Evli kadın ve erkekler daha az hastalanıyor; hastalandığı zaman ise iyileşme şansı daha yüksek oluyor. Yalnız veya ayrı yaşayanlar, dul ve boşanmışlarda ise daha fazla hastalık çıkıyor.

Hayvan sevgisi de terapide rol oynuyor. Kalp krizi geçirdikten sonra tedavi sırasında ölenlerin oranı, aynı durumdaki köpek sahiplerine göre altı kat fazla.

İhanet ve Grip

Duygularla bedensel hastalıklar arasındaki sıkı bağlantı tıp dünyasında çok geniş bir kesimde kabul görüyor artık. Geçen ağustos ayında Teksas'taki bir konferansta bir araya gelen uluslararası uzmanlar, stres ve korku gibi duyguların bağışıklık sistemini zayıflattığını, dolayısıyla duygularla kanser, AIDS, ülser ve hatta grip arasında çok yakın ilişki olduğunu gösteren kanıtlar sundular.
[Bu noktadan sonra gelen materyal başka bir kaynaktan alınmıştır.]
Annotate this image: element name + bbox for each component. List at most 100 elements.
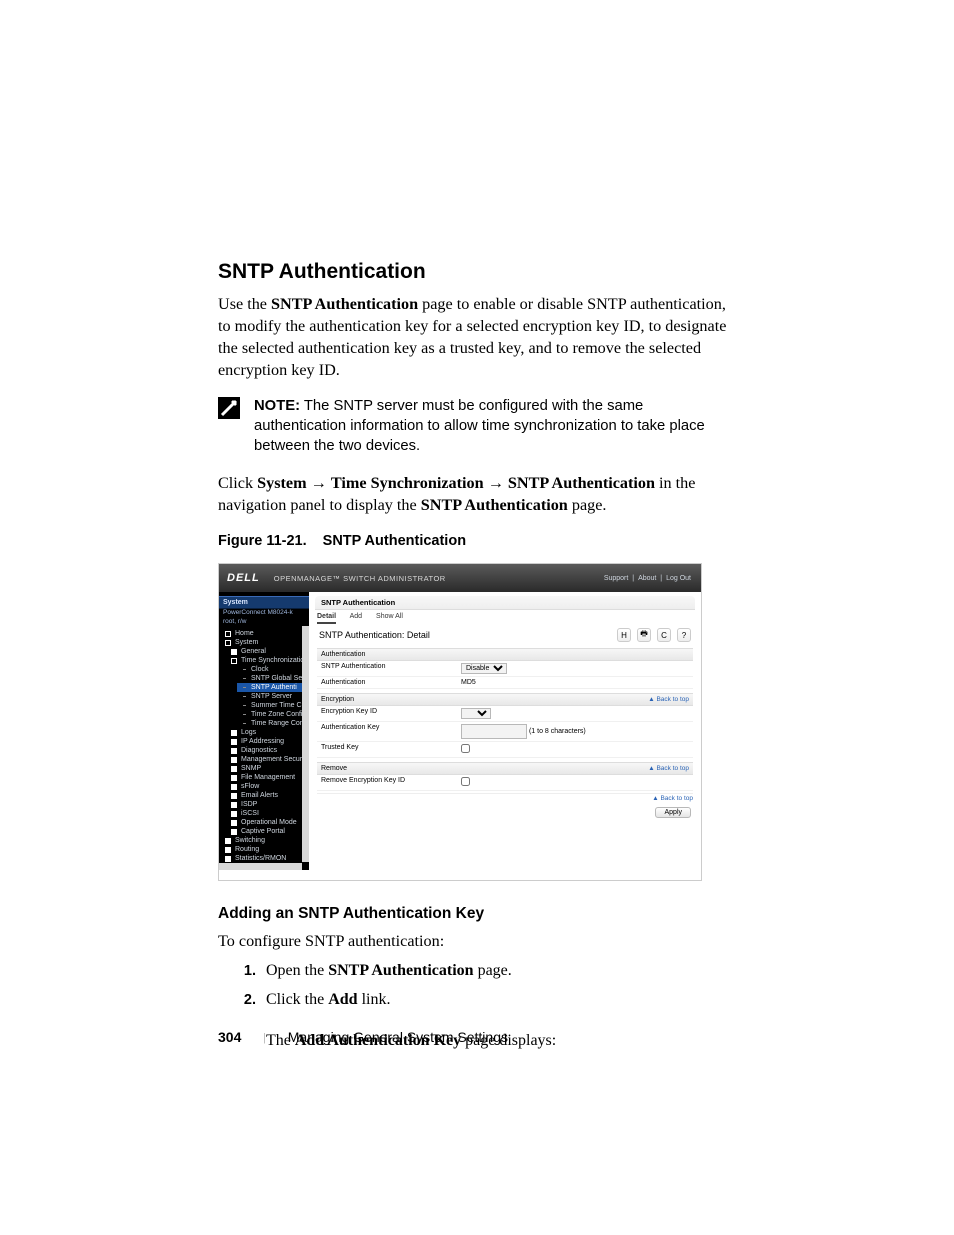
text: Click the bbox=[266, 991, 328, 1008]
tree-item[interactable]: File Management bbox=[231, 773, 309, 782]
tree-item[interactable]: Switching bbox=[225, 836, 309, 845]
step-1: Open the SNTP Authentication page. bbox=[260, 959, 734, 984]
tree-item[interactable]: Email Alerts bbox=[231, 791, 309, 800]
trusted-key-check[interactable] bbox=[461, 744, 470, 753]
nav-tree[interactable]: System PowerConnect M8024-k root, r/w Ho… bbox=[219, 592, 309, 870]
lbl-auth-key: Authentication Key bbox=[321, 724, 461, 739]
tree-item[interactable]: sFlow bbox=[231, 782, 309, 791]
nav-sntp: SNTP Authentication bbox=[508, 474, 655, 492]
product-name: OPENMANAGE™ SWITCH ADMINISTRATOR bbox=[274, 574, 446, 583]
tree-item[interactable]: Time Synchronization bbox=[231, 656, 309, 665]
remove-key-check[interactable] bbox=[461, 777, 470, 786]
tree-item[interactable]: System bbox=[225, 638, 309, 647]
section-heading: SNTP Authentication bbox=[218, 260, 734, 284]
intro-paragraph: Use the SNTP Authentication page to enab… bbox=[218, 294, 734, 381]
link-ref: Add bbox=[328, 991, 357, 1008]
breadcrumb: SNTP Authentication bbox=[315, 596, 695, 610]
tree-item[interactable]: Time Range Con bbox=[237, 719, 309, 728]
procedure-list: Open the SNTP Authentication page. Click… bbox=[218, 959, 734, 1013]
page-ref: SNTP Authentication bbox=[328, 962, 473, 979]
nav-model: PowerConnect M8024-k bbox=[219, 609, 309, 618]
text: page. bbox=[474, 962, 512, 979]
screenshot: DELL OPENMANAGE™ SWITCH ADMINISTRATOR Su… bbox=[218, 563, 702, 881]
note-block: NOTE: The SNTP server must be configured… bbox=[218, 397, 734, 457]
nav-system: System bbox=[257, 474, 306, 492]
tree-item[interactable]: SNTP Global Se bbox=[237, 674, 309, 683]
apply-button[interactable]: Apply bbox=[655, 807, 691, 818]
nav-instruction: Click System → Time Synchronization → SN… bbox=[218, 473, 734, 517]
tree-item[interactable]: Statistics/RMON bbox=[225, 854, 309, 863]
section-remove: Remove bbox=[321, 765, 347, 772]
back-to-top-link[interactable]: ▲ Back to top bbox=[648, 765, 689, 772]
figure-number: Figure 11-21. bbox=[218, 533, 307, 549]
step-2: Click the Add link. bbox=[260, 988, 734, 1013]
back-to-top-link[interactable]: ▲ Back to top bbox=[648, 696, 689, 703]
text: page. bbox=[568, 496, 607, 514]
enc-key-id-select[interactable] bbox=[461, 708, 491, 719]
tree-item[interactable]: ISDP bbox=[231, 800, 309, 809]
figure-title: SNTP Authentication bbox=[323, 533, 466, 549]
arrow-icon: → bbox=[484, 474, 508, 492]
tree-item[interactable]: Management Security bbox=[231, 755, 309, 764]
tab-add[interactable]: Add bbox=[350, 613, 362, 620]
sub-intro: To configure SNTP authentication: bbox=[218, 931, 734, 953]
tree-item[interactable]: Logs bbox=[231, 728, 309, 737]
tree-item[interactable]: Captive Portal bbox=[231, 827, 309, 836]
support-link[interactable]: Support bbox=[602, 575, 631, 582]
tree-item[interactable]: Clock bbox=[237, 665, 309, 674]
note-text: NOTE: The SNTP server must be configured… bbox=[254, 397, 734, 457]
footer-separator: | bbox=[263, 1030, 265, 1045]
lbl-enc-key-id: Encryption Key ID bbox=[321, 708, 461, 719]
auth-key-input[interactable] bbox=[461, 724, 527, 739]
nav-header: System bbox=[219, 596, 309, 609]
subsection-heading: Adding an SNTP Authentication Key bbox=[218, 905, 734, 923]
chapter-title: Managing General System Settings bbox=[288, 1029, 508, 1045]
lbl-remove-key: Remove Encryption Key ID bbox=[321, 777, 461, 788]
help-icon[interactable]: ? bbox=[677, 628, 691, 642]
main-panel: SNTP Authentication Detail Add Show All … bbox=[309, 592, 701, 870]
app-topbar: DELL OPENMANAGE™ SWITCH ADMINISTRATOR Su… bbox=[219, 564, 701, 592]
tree-item[interactable]: General bbox=[231, 647, 309, 656]
auth-key-hint: (1 to 8 characters) bbox=[529, 728, 586, 735]
scrollbar-v[interactable] bbox=[302, 626, 309, 862]
text: The SNTP server must be configured with … bbox=[254, 398, 705, 454]
sntp-auth-select[interactable]: Disable bbox=[461, 663, 507, 674]
tree-item[interactable]: Diagnostics bbox=[231, 746, 309, 755]
tree-item[interactable]: iSCSI bbox=[231, 809, 309, 818]
val-auth: MD5 bbox=[461, 679, 689, 686]
tree-item[interactable]: SNMP bbox=[231, 764, 309, 773]
note-icon bbox=[218, 397, 240, 419]
save-icon[interactable]: H bbox=[617, 628, 631, 642]
text: link. bbox=[358, 991, 391, 1008]
tree-item[interactable]: Summer Time C bbox=[237, 701, 309, 710]
tab-showall[interactable]: Show All bbox=[376, 613, 403, 620]
tree-item[interactable]: Operational Mode bbox=[231, 818, 309, 827]
note-label: NOTE: bbox=[254, 398, 300, 414]
tabs: Detail Add Show All bbox=[309, 610, 701, 620]
tree-item[interactable]: SNTP Server bbox=[237, 692, 309, 701]
tree-item[interactable]: Home bbox=[225, 629, 309, 638]
tree-item[interactable]: Routing bbox=[225, 845, 309, 854]
tree-item[interactable]: IP Addressing bbox=[231, 737, 309, 746]
scrollbar-h[interactable] bbox=[219, 863, 302, 870]
nav-user: root, r/w bbox=[219, 618, 309, 627]
arrow-icon: → bbox=[307, 474, 331, 492]
text: Click bbox=[218, 474, 257, 492]
section-encryption: Encryption bbox=[321, 696, 354, 703]
page-ref: SNTP Authentication bbox=[271, 295, 418, 313]
tree-item[interactable]: SNTP Authenti bbox=[237, 683, 309, 692]
text: Open the bbox=[266, 962, 328, 979]
print-icon[interactable]: 🖶 bbox=[637, 628, 651, 642]
logout-link[interactable]: Log Out bbox=[664, 575, 693, 582]
about-link[interactable]: About bbox=[636, 575, 658, 582]
dell-logo: DELL bbox=[227, 572, 260, 584]
refresh-icon[interactable]: C bbox=[657, 628, 671, 642]
text: Use the bbox=[218, 295, 271, 313]
nav-timesync: Time Synchronization bbox=[331, 474, 484, 492]
page-number: 304 bbox=[218, 1029, 241, 1045]
lbl-auth: Authentication bbox=[321, 679, 461, 686]
section-auth: Authentication bbox=[321, 651, 365, 658]
tree-item[interactable]: Time Zone Confi bbox=[237, 710, 309, 719]
back-to-top-link[interactable]: ▲ Back to top bbox=[652, 795, 693, 802]
lbl-sntp-auth: SNTP Authentication bbox=[321, 663, 461, 674]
Korku, tansiyonu ve tahrip edici stres hormonlarının düzeyini yükseltiyor ve kanser riskine yol açıyor. ABD'de halkın yüzde 25'inde korkulardan kaynaklanan hastalıklara rastlanıyor. Bu duyguya zehirli korku adı veriliyor.

Bu arada eşlerini aldatanların da iki kere düşünmesi gerekiyor. Çünkü Dr. David Warbuton'un araştırmalarına göre evlilik dışı ilişki yaşayanlar suçluluk duygusu yüzünden depresyona giriyor ve bağışıklık sistemleri perişan oluyor. Kanser veya AIDS'e yakalanmasalar bile sık sık grip oluyorlar.

İkisi de eski komünistmiş

Bu fotomontaj yıllar önce, iki süpergüç arasında zirvelerin başladığı dönemde yapılmıştı. Amaç; dönemin ABD Başkanı Ronald Reagan ile SSCB Başkanı Mihail Gorbaçov arasında esen bahar havasını vurgulamaktı.
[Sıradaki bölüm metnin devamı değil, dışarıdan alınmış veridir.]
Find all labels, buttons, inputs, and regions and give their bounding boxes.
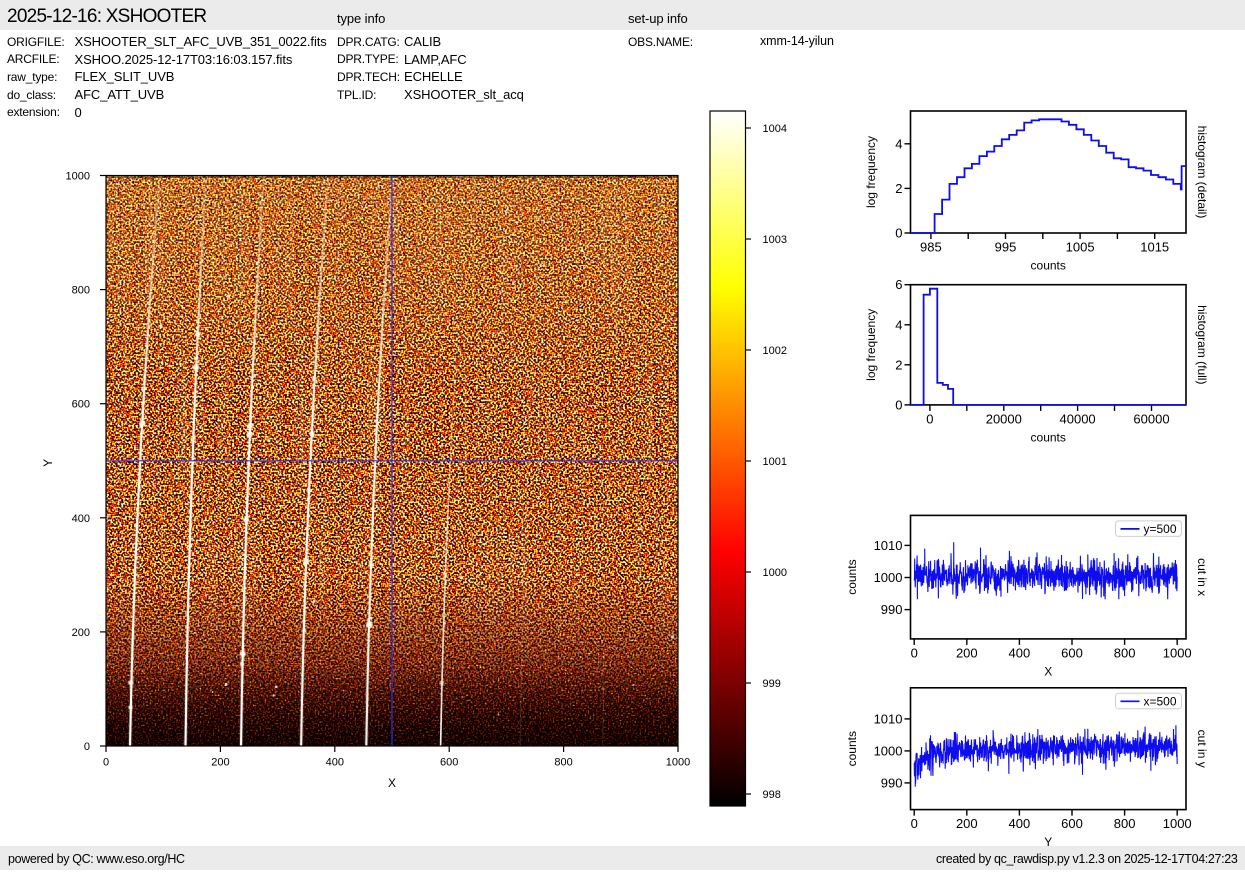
svg-text:1000: 1000 — [66, 171, 90, 183]
svg-text:0: 0 — [103, 757, 109, 769]
svg-text:histogram (detail): histogram (detail) — [1195, 126, 1209, 219]
svg-text:counts: counts — [1031, 259, 1066, 273]
svg-text:995: 995 — [995, 240, 1017, 255]
svg-text:600: 600 — [440, 757, 458, 769]
svg-text:0: 0 — [911, 645, 918, 660]
svg-text:2: 2 — [895, 181, 902, 196]
svg-text:x=500: x=500 — [1144, 694, 1177, 708]
svg-text:histogram (full): histogram (full) — [1195, 305, 1209, 384]
svg-text:1000: 1000 — [1163, 645, 1192, 660]
svg-text:600: 600 — [1061, 645, 1083, 660]
svg-text:log frequency: log frequency — [864, 136, 878, 208]
svg-text:y=500: y=500 — [1144, 522, 1177, 536]
svg-text:400: 400 — [72, 513, 90, 525]
svg-text:1003: 1003 — [763, 234, 787, 246]
svg-text:cut in y: cut in y — [1195, 730, 1209, 768]
svg-text:20000: 20000 — [986, 411, 1022, 426]
svg-text:counts: counts — [1031, 430, 1066, 444]
svg-text:1010: 1010 — [874, 538, 903, 553]
svg-text:2: 2 — [895, 357, 902, 372]
svg-text:0: 0 — [926, 411, 933, 426]
svg-text:800: 800 — [1114, 645, 1136, 660]
svg-text:200: 200 — [211, 757, 229, 769]
svg-text:800: 800 — [1114, 816, 1136, 831]
svg-text:998: 998 — [763, 789, 781, 801]
svg-text:1010: 1010 — [874, 711, 903, 726]
svg-text:200: 200 — [72, 627, 90, 639]
svg-text:400: 400 — [1009, 645, 1031, 660]
svg-text:1000: 1000 — [874, 743, 903, 758]
svg-text:log frequency: log frequency — [864, 309, 878, 381]
svg-text:600: 600 — [72, 399, 90, 411]
svg-text:4: 4 — [895, 136, 902, 151]
svg-text:6: 6 — [895, 277, 902, 292]
svg-text:990: 990 — [881, 602, 903, 617]
svg-text:1000: 1000 — [874, 570, 903, 585]
svg-text:60000: 60000 — [1133, 411, 1169, 426]
svg-text:X: X — [1044, 664, 1052, 678]
svg-text:0: 0 — [895, 397, 902, 412]
svg-text:1001: 1001 — [763, 456, 787, 468]
svg-text:4: 4 — [895, 317, 902, 332]
svg-text:200: 200 — [956, 645, 978, 660]
svg-text:1002: 1002 — [763, 345, 787, 357]
svg-text:990: 990 — [881, 775, 903, 790]
svg-text:X: X — [388, 776, 396, 790]
svg-text:999: 999 — [763, 678, 781, 690]
svg-text:Y: Y — [1044, 835, 1052, 849]
svg-text:400: 400 — [1009, 816, 1031, 831]
svg-text:1000: 1000 — [763, 567, 787, 579]
svg-text:0: 0 — [911, 816, 918, 831]
svg-text:1000: 1000 — [666, 757, 690, 769]
svg-text:0: 0 — [84, 741, 90, 753]
svg-text:800: 800 — [554, 757, 572, 769]
svg-text:cut in x: cut in x — [1195, 558, 1209, 596]
svg-text:200: 200 — [956, 816, 978, 831]
svg-text:counts: counts — [845, 731, 859, 766]
svg-text:1000: 1000 — [1163, 816, 1192, 831]
svg-text:1005: 1005 — [1066, 240, 1095, 255]
svg-text:985: 985 — [920, 240, 942, 255]
svg-text:Y: Y — [41, 459, 55, 467]
svg-text:counts: counts — [845, 559, 859, 594]
svg-text:0: 0 — [895, 226, 902, 241]
svg-text:600: 600 — [1061, 816, 1083, 831]
svg-text:1004: 1004 — [763, 123, 787, 135]
svg-text:800: 800 — [72, 285, 90, 297]
svg-text:40000: 40000 — [1060, 411, 1096, 426]
svg-text:1015: 1015 — [1140, 240, 1169, 255]
svg-text:400: 400 — [326, 757, 344, 769]
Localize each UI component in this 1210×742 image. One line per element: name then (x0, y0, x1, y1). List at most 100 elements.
Ancak şimdi Reagan biyografisinin yayınlanmasıyla birlikte fotomontaj yeni bir anlam kazandı. Edmund Morris'in kaleme aldığı biyografiye göre Reagan 1938 yılında Amerikan Komünist Partisi'ne üye olmak için başvurmuş, ancak biraz kuş beyinli bulunduğu için ve bir ideolojiye 20 dakikadan fazla bağlı kalamayacağı düşüncesiyle başvurusu reddedilmiş. Böylece 27 yaşındaki Reagan'ın komünizm aşkı nefrete dönüşmüş ve McCarthy döneminde Hollywood'dan meslektaşı olan altı oyuncuyu FBI'a ihbar etmiş. Önceleri Demokrat Parti'nin sol kanadına sempati duyan Reagan daha sonra muhafazakar Cumhuriyetçi Parti'nin sağ kanadına doğru kaymış. Sonrasını hepimiz biliyoruz. 1981'de Cumhuriyetçi Parti'den başkanlığa seçilen Reagan, hiçbir Amerikan başkanının olmadığı kadar büyük bir anti-komünist olarak tarihe geçti. Sovyetler Birliği'ni ‘‘Kötülükler İmparatorluğu’’ diye tanımlayan Reagan'ın yıldızı Leonid Breajnev'le asla barışmadı. Ancak Gorbaçov'un iktidara gelmesinden sonra suların akışı değişti. Reagan ile Gorbaçov'un neden o kadar iyi anlaştıkları da şimdi anlaşıldı. Ne de olsa ikisi de eski komünistti.